À partir de 1792, la trame romanesque des récits sentimentaux doit s’adapter.  » Delphine  » de Germaine de Staël publié en 1802 est à la charnière du changement dans la loi. Elle fait le récit de deux femmes : l’une – originaire des Pays-Bas – sortie un divorce aux procédures complexes et douloureuses alors que l’héroïne française et son amant eux refusent de légitimer leur relation adultère. 1816 ramène  » Le malheur conjugal  » au coeur des écrits et des interrogations littéraires : que seraient  » La Guerre de Troie « ,  » Les 1000 et 1 nuits « ,  » Emma Bovary  » au temps du démariage ?
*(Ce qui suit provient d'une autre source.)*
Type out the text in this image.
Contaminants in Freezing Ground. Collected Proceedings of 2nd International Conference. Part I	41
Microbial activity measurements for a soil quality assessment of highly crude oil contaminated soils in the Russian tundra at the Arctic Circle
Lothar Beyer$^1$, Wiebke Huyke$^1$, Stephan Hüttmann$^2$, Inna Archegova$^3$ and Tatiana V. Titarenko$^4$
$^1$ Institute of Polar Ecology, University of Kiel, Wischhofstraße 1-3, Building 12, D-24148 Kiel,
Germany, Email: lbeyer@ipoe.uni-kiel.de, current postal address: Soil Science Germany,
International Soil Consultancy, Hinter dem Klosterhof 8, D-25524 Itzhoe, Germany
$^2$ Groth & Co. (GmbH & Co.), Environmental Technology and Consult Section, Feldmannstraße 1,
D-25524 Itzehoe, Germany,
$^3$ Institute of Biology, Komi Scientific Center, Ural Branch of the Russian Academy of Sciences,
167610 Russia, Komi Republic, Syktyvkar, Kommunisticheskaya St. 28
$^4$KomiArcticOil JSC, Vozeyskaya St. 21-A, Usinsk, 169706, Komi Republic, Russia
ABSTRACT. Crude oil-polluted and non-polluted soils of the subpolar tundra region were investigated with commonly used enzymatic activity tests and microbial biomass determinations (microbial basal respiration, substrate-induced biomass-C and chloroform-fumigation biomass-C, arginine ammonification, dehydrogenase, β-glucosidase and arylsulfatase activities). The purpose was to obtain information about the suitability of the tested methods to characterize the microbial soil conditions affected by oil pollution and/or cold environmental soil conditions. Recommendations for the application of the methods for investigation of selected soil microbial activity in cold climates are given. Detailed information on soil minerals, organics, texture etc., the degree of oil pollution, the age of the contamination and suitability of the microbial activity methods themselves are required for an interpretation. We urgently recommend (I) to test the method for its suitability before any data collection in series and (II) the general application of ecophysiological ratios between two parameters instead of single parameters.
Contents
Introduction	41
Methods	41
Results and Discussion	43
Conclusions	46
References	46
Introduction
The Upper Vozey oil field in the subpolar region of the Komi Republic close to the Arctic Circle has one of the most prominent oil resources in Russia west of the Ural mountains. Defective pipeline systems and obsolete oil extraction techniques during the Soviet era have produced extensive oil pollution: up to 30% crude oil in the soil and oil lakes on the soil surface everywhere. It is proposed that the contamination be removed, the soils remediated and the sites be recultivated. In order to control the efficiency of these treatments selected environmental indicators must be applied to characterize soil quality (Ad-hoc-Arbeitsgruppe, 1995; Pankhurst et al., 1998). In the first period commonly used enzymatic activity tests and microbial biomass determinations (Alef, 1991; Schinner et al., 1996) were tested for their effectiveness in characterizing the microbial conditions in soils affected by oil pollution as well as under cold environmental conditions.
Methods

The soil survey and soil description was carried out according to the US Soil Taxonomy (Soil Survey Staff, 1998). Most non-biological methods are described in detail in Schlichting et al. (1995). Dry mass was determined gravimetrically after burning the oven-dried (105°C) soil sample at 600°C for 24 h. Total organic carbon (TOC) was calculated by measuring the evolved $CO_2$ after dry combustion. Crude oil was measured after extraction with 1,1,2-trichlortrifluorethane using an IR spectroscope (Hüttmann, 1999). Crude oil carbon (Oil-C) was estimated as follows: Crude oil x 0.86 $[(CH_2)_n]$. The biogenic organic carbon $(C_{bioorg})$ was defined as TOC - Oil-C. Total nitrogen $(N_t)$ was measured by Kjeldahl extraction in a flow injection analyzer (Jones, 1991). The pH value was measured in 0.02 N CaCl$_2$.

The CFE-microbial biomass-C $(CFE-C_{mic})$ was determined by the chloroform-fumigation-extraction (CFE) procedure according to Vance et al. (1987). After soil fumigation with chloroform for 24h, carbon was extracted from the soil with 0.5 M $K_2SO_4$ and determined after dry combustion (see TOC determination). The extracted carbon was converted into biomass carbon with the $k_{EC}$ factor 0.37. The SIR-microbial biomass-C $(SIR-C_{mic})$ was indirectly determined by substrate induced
La loi Naquet, cependant, ne donne pas matière à une littérature spécifique du divorce. Anatole France fraîchement divorcé transpose sa liaison dans  » Le lys rouge  » mais pas sa déconjugalisation qui manque de romanesque. L’adultère épicé s’étale dans les chroniques judiciaires, la course à la preuve sonne la fin de la vie privée et donne naissance à une littérature de cours d’assise où se dénouent les intrigues. Le personnage du commissaire de police fait son entrée même si une partie de la société française n’est pas prête à cette réalité : 3 tableaux – dont  » En flagrant délit  » de Jules Garnier – sont retirés d’un Salon en 1885 pour éviter les polémiques et attroupements… Le 15 décembre 1904, sur proposition de Barthou, Millerand, Caillaux et Poincaré, l’article 298 qui interdit d’épouser le complice d’un adultère est supprimé mettant fin à des situations ubuesques pour contourner la loi.
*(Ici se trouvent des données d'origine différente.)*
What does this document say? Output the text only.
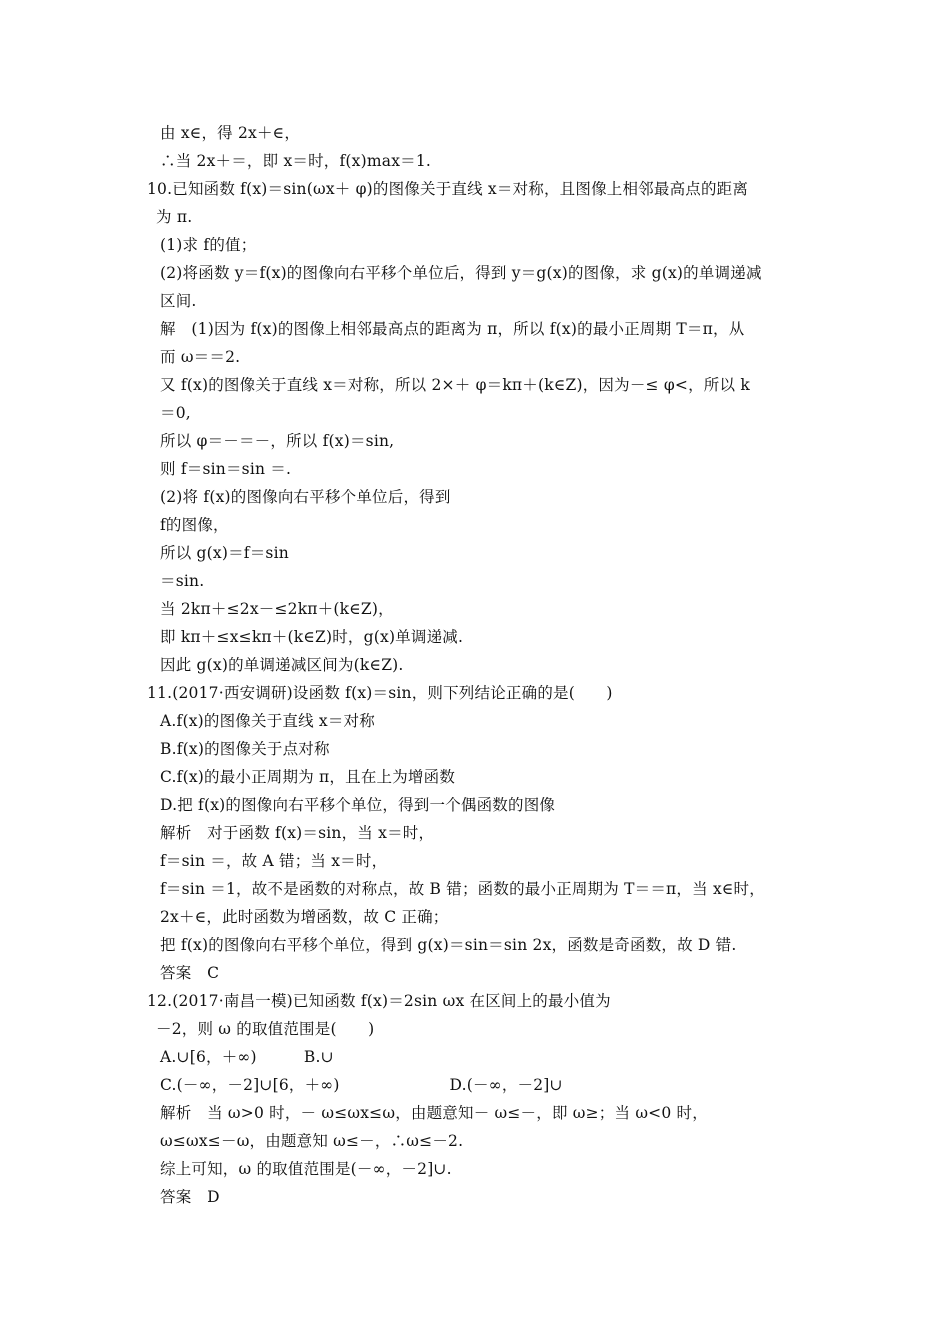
由 x∈，得 2x＋∈，
∴当 2x＋＝，即 x＝时，f(x)max＝1.
10.已知函数 f(x)＝sin(ωx＋ φ)的图像关于直线 x＝对称，且图像上相邻最高点的距离
为 π.
(1)求 f的值；
(2)将函数 y＝f(x)的图像向右平移个单位后，得到 y＝g(x)的图像，求 g(x)的单调递减
区间.
解　(1)因为 f(x)的图像上相邻最高点的距离为 π，所以 f(x)的最小正周期 T＝π，从
而 ω＝＝2.
又 f(x)的图像关于直线 x＝对称，所以 2×＋ φ＝kπ＋(k∈Z)，因为－≤ φ<，所以 k
＝0,
所以 φ＝－＝－，所以 f(x)＝sin,
则 f＝sin＝sin ＝.
(2)将 f(x)的图像向右平移个单位后，得到
f的图像，
所以 g(x)＝f＝sin
＝sin.
当 2kπ＋≤2x－≤2kπ＋(k∈Z)，
即 kπ＋≤x≤kπ＋(k∈Z)时，g(x)单调递减.
因此 g(x)的单调递减区间为(k∈Z).
11.(2017·西安调研)设函数 f(x)＝sin，则下列结论正确的是(　　)
A.f(x)的图像关于直线 x＝对称
B.f(x)的图像关于点对称
C.f(x)的最小正周期为 π，且在上为增函数
D.把 f(x)的图像向右平移个单位，得到一个偶函数的图像
解析　对于函数 f(x)＝sin，当 x＝时，
f＝sin ＝，故 A 错；当 x＝时，
f＝sin ＝1，故不是函数的对称点，故 B 错；函数的最小正周期为 T＝＝π，当 x∈时，
2x＋∈，此时函数为增函数，故 C 正确；
把 f(x)的图像向右平移个单位，得到 g(x)＝sin＝sin 2x，函数是奇函数，故 D 错.
答案　C
12.(2017·南昌一模)已知函数 f(x)＝2sin ωx 在区间上的最小值为
－2，则 ω 的取值范围是(　　)
A.∪[6，＋∞)　　　B.∪
C.(－∞，－2]∪[6，＋∞)　　　　　　　D.(－∞，－2]∪
解析　当 ω>0 时，－ ω≤ωx≤ω，由题意知－ ω≤－，即 ω≥；当 ω<0 时，
ω≤ωx≤－ω，由题意知 ω≤－，∴ω≤－2.
综上可知，ω 的取值范围是(－∞，－2]∪.
答案　D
À l’instar d’Émile Zola, moqués par André Gide en 1905, les écrivains du XIXè siècle n’arrivent pas ou mal, à intégrer ce couple nouveau.  » Thérèse Desqueyroux  » de François Mauriac en 1927 est le portrait de Emma Bovary au XXè siècle, Emmanuel Berl en 1931 quand il évoque l’adultère affirme :  » Au moins, elles restaient « . Une femme nouvelle, héroïne du roman de Victor Margueritte, intégrée dans la société française transparaît désormais dans les écrits : elle fait de son mariage par amour une association. Reflet de leur époque, les critiques s’interrogent : le divorce a-t-il tué l’adultère ? La complicité dans le couple le goût de l’intrigue ? Madame contre Monsieur est désormais un récit d’un autre siècle.

Dans sa conclusion, Marion Glaumaud-Carbonnier, comme elle le fait dans cette monographie, rappelle combien la loi Alfred Naquet est aussi la résultante de la lecture par les Français entre 1870 et 1884 des récits et de la presse où les héros – le plus souvent les héroïnes – souffrent et se révoltent au sein d’un mariage devenu une cage. La volonté du député du Vaucluse fera le reste. L’ouvrage permet de mesurer combien, pour les écrivains, il est parfois très difficile de saisir l’air du temps et l’évolution de la société qui plus est lorsqu’il s’agit de l’émancipation féminine.